The workflow, as illustrated in Figure 1, starts with sample collection and processing (#1), where Cytosense generates .cyz files containing plankton images, fluorescence/scatter data, and instrument metadata. Next, image extraction (#2) is performed—this step uses a Python package to convert .cyz files into .JSON files and decode base64 images into .png images. During image analysis (#3), various morphological metrics (e.g., size, shape, texture) are computed to characterize each plankton particle.
In the reformatting step (#4), relevant fields from the JSON file are gathered into .csv files that align with a predefined database schema. This is then combined with images and metrics in a single zipped package in the integration (#5) step. This package aligns with Ecotaxa, so it can be used for data upload (#6), where classification (#7) can occur. This classification may be performed manually—labeling images to create a training set—or through automated classification (#8) based on machine-learning models, with iterative improvements via manual corrections.
Finally, the data publishing (#9) step involves exporting fully labeled images and metadata for open-access archiving (e.g., EMODnet Biology/EurOBIS), completing the end-to-end workflow from raw plankton samples to publicly shareable scientific data.
Figure 1: Workflow of the flowcytometer pipeline.
The Flow tarts with sample collection and processing (#1), where Cytosense generates .cyz files containing plankton images, fluorescence/scatter data, and instrument metadata
The cyz2json\cyz2json_python folder of this repository contains code to process the output of the flowcytometer into an acceptable format.

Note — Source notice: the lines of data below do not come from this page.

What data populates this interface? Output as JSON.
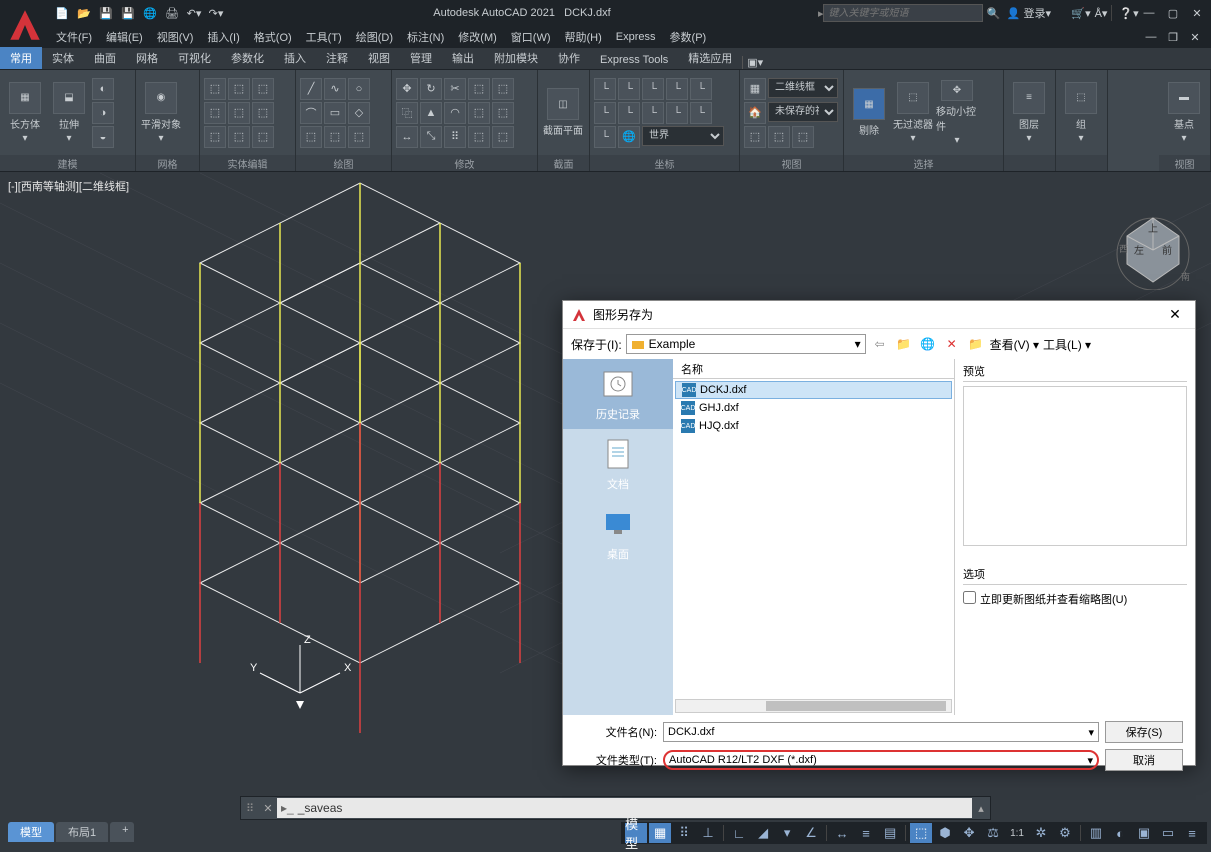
{
  "app": {
    "title_prefix": "Autodesk AutoCAD 2021",
    "document": "DCKJ.dxf",
    "search_placeholder": "键入关键字或短语",
    "login": "登录"
  },
  "menus": [
    "文件(F)",
    "编辑(E)",
    "视图(V)",
    "插入(I)",
    "格式(O)",
    "工具(T)",
    "绘图(D)",
    "标注(N)",
    "修改(M)",
    "窗口(W)",
    "帮助(H)",
    "Express",
    "参数(P)"
  ],
  "ribbon_tabs": [
    "常用",
    "实体",
    "曲面",
    "网格",
    "可视化",
    "参数化",
    "插入",
    "注释",
    "视图",
    "管理",
    "输出",
    "附加模块",
    "协作",
    "Express Tools",
    "精选应用"
  ],
  "ribbon_panels": {
    "p0": {
      "title": "建模",
      "btn0": "长方体",
      "btn1": "拉伸"
    },
    "p1": {
      "title": "网格",
      "btn0": "平滑对象"
    },
    "p2": {
      "title": "实体编辑"
    },
    "p3": {
      "title": "绘图"
    },
    "p4": {
      "title": "修改"
    },
    "p5": {
      "title": "截面",
      "btn0": "截面平面"
    },
    "p6": {
      "title": "坐标",
      "world": "世界"
    },
    "p7": {
      "title": "视图",
      "sel0": "二维线框",
      "sel1": "未保存的视图"
    },
    "p8": {
      "title": "选择",
      "btn0": "剔除",
      "btn1": "无过滤器",
      "btn2": "移动小控件"
    },
    "p9": {
      "btn": "图层"
    },
    "p10": {
      "btn": "组"
    },
    "p11": {
      "title": "视图",
      "btn": "基点"
    }
  },
  "viewport": {
    "label": "[-][西南等轴测][二维线框]",
    "axes": {
      "x": "X",
      "y": "Y",
      "z": "Z"
    },
    "cube": {
      "top": "上",
      "left": "左",
      "front": "前",
      "w": "西",
      "s": "南"
    }
  },
  "command": {
    "text": "_saveas"
  },
  "bottom_tabs": {
    "model": "模型",
    "layout1": "布局1",
    "add": "+"
  },
  "statusbar": {
    "model": "模型",
    "ratio": "1:1"
  },
  "dialog": {
    "title": "图形另存为",
    "save_in_label": "保存于(I):",
    "save_in_value": "Example",
    "view_btn": "查看(V)",
    "tools_btn": "工具(L)",
    "sidebar": {
      "history": "历史记录",
      "docs": "文档",
      "desktop": "桌面"
    },
    "col_name": "名称",
    "files": [
      "DCKJ.dxf",
      "GHJ.dxf",
      "HJQ.dxf"
    ],
    "preview_label": "预览",
    "options_label": "选项",
    "update_thumb": "立即更新图纸并查看缩略图(U)",
    "filename_label": "文件名(N):",
    "filename_value": "DCKJ.dxf",
    "filetype_label": "文件类型(T):",
    "filetype_value": "AutoCAD R12/LT2 DXF (*.dxf)",
    "save_btn": "保存(S)",
    "cancel_btn": "取消"
  }
}
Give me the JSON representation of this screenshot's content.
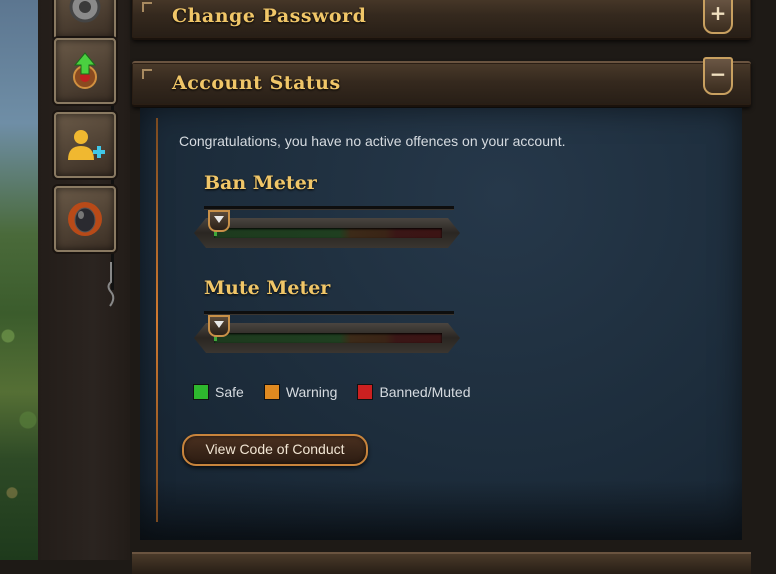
{
  "panels": {
    "change_password": {
      "title": "Change Password",
      "toggle": "+"
    },
    "account_status": {
      "title": "Account Status",
      "toggle": "−"
    }
  },
  "account_status": {
    "message": "Congratulations, you have no active offences on your account.",
    "ban_meter": {
      "title": "Ban Meter",
      "level": 0.0
    },
    "mute_meter": {
      "title": "Mute Meter",
      "level": 0.0
    },
    "legend": [
      {
        "label": "Safe",
        "color": "#2eb82e"
      },
      {
        "label": "Warning",
        "color": "#e08a20"
      },
      {
        "label": "Banned/Muted",
        "color": "#cc2020"
      }
    ],
    "conduct_button": "View Code of Conduct"
  },
  "sidebar": {
    "icons": [
      "gear-icon",
      "level-up-icon",
      "add-friend-icon",
      "bomb-icon"
    ]
  }
}
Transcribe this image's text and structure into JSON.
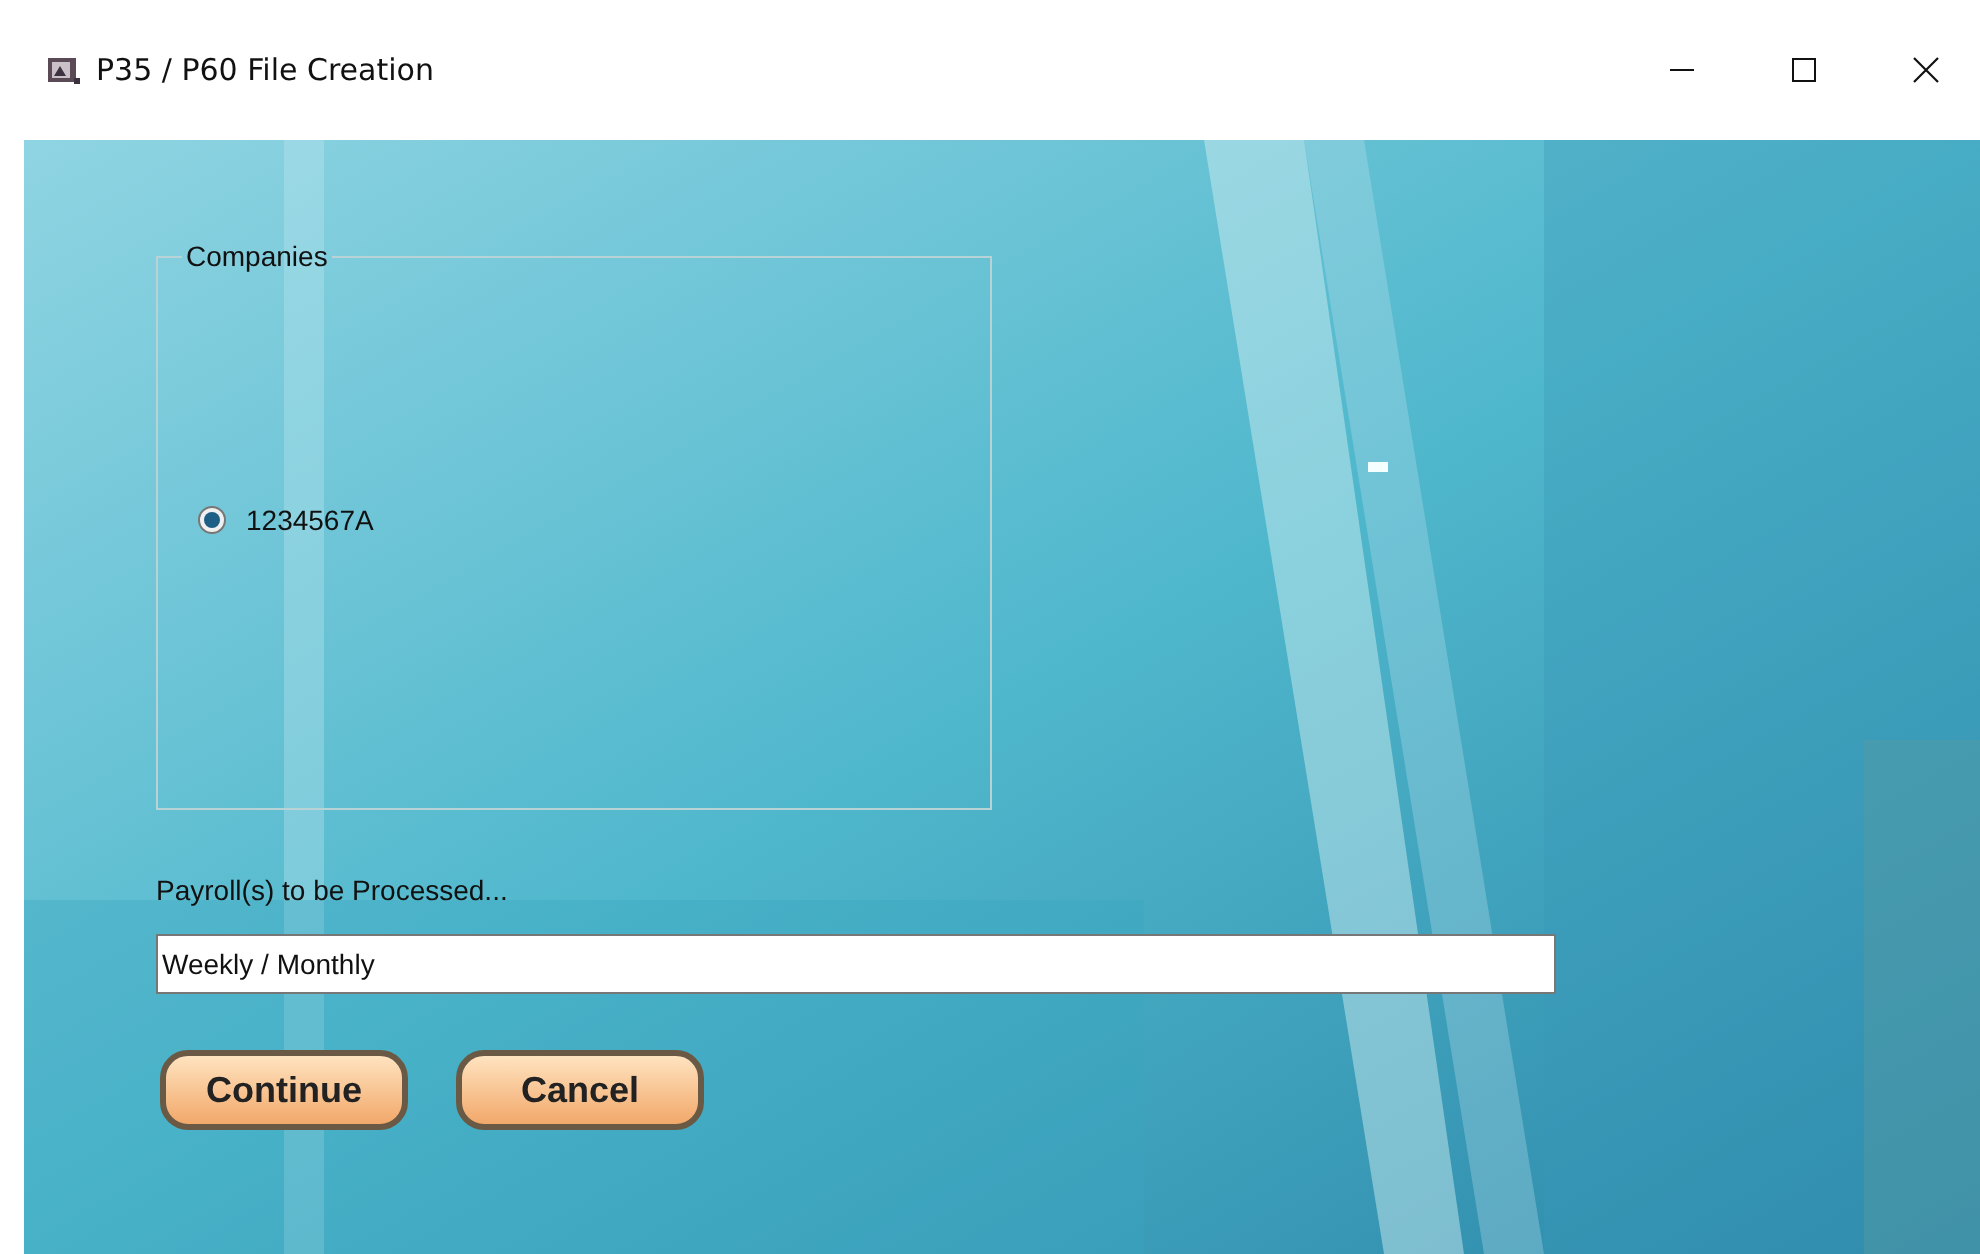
{
  "window": {
    "title": "P35 / P60 File Creation"
  },
  "companies": {
    "title": "Companies",
    "items": [
      {
        "label": "1234567A",
        "selected": true
      }
    ]
  },
  "payroll": {
    "label": "Payroll(s) to be Processed...",
    "value": "Weekly / Monthly"
  },
  "buttons": [
    "Continue",
    "Cancel"
  ]
}
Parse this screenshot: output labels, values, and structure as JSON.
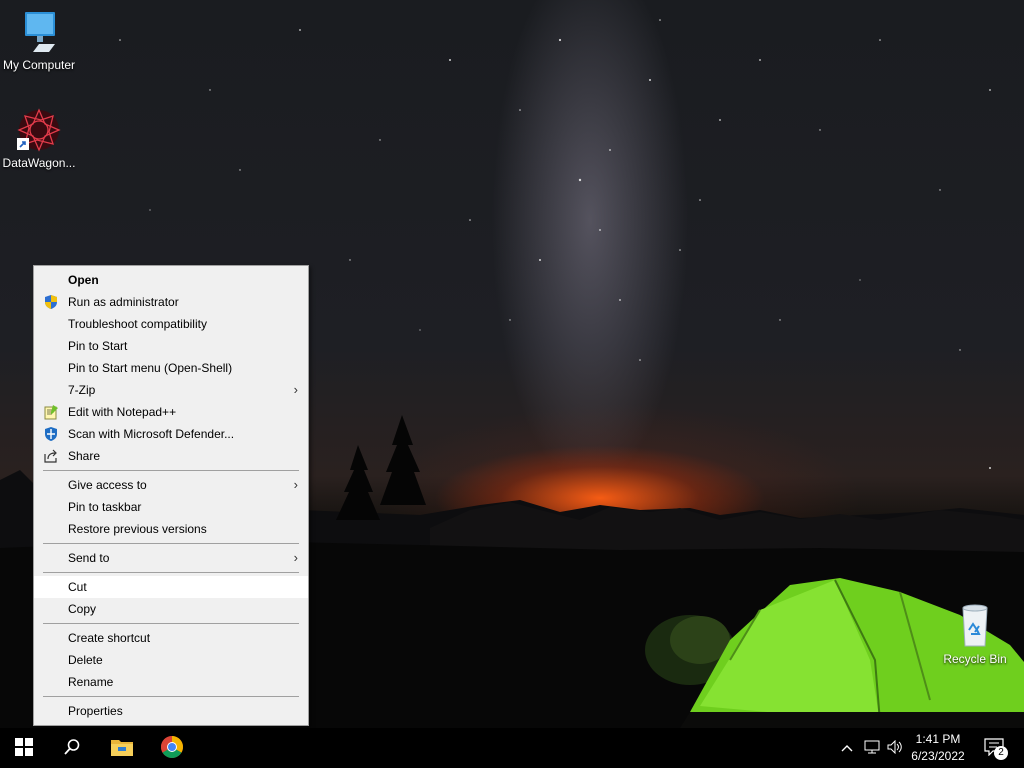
{
  "desktop": {
    "icons": [
      {
        "label": "My Computer",
        "icon": "computer-icon"
      },
      {
        "label": "DataWagon...",
        "icon": "datawagon-shortcut-icon"
      },
      {
        "label": "Recycle Bin",
        "icon": "recycle-bin-icon"
      }
    ]
  },
  "context_menu": {
    "items": [
      {
        "label": "Open",
        "bold": true
      },
      {
        "label": "Run as administrator",
        "icon": "uac-shield-icon"
      },
      {
        "label": "Troubleshoot compatibility"
      },
      {
        "label": "Pin to Start"
      },
      {
        "label": "Pin to Start menu (Open-Shell)"
      },
      {
        "label": "7-Zip",
        "submenu": true
      },
      {
        "label": "Edit with Notepad++",
        "icon": "notepad-plus-plus-icon"
      },
      {
        "label": "Scan with Microsoft Defender...",
        "icon": "defender-icon"
      },
      {
        "label": "Share",
        "icon": "share-icon"
      },
      {
        "label": "Give access to",
        "submenu": true
      },
      {
        "label": "Pin to taskbar"
      },
      {
        "label": "Restore previous versions"
      },
      {
        "label": "Send to",
        "submenu": true
      },
      {
        "label": "Cut",
        "highlighted": true
      },
      {
        "label": "Copy"
      },
      {
        "label": "Create shortcut"
      },
      {
        "label": "Delete"
      },
      {
        "label": "Rename"
      },
      {
        "label": "Properties"
      }
    ],
    "submenu_arrow": "›"
  },
  "taskbar": {
    "pinned": [
      "start-button-icon",
      "search-icon",
      "file-explorer-icon",
      "chrome-icon"
    ],
    "tray": {
      "icons": [
        "chevron-up-icon",
        "network-icon",
        "volume-icon"
      ],
      "time": "1:41 PM",
      "date": "6/23/2022",
      "notification_count": "2"
    }
  },
  "colors": {
    "menu_bg": "#f0f0f0",
    "menu_highlight": "#ffffff",
    "taskbar_bg": "#000000",
    "tent_green": "#7fdc24"
  }
}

Two steps are required in this process:
- extraction_image.py: Convert .cyz file into .json file (#2)
- conversion_json.py: Extract the images (both cropped and not) (#4)
These two steps can be run simultaneously by running the automate_directories.py script.
Then the data can be reformatted from json to .csv file by running the reformat.py script within the json2csv folder. (#4)
The script create_tsv_file_metrics.py extracts various morphological and geometric properties from plankton images to characterize their shapes and structures. The metrics include parameters on size, area, shape, form, extent, solidity, orientation, bounding boxes, moments, textures, pixel counts, etc. (#3)
The previous script (create_tsv_file_metrics.py) also merges all the metadata (from sampling or added along the way) together in a .tsv file and zips it together with the images to match with an EcoTaxa upload (#5 & #6)
The script can be found in the csv2ecotaxa folder.
From this point the remaining steps from Figure 1 can can be executed.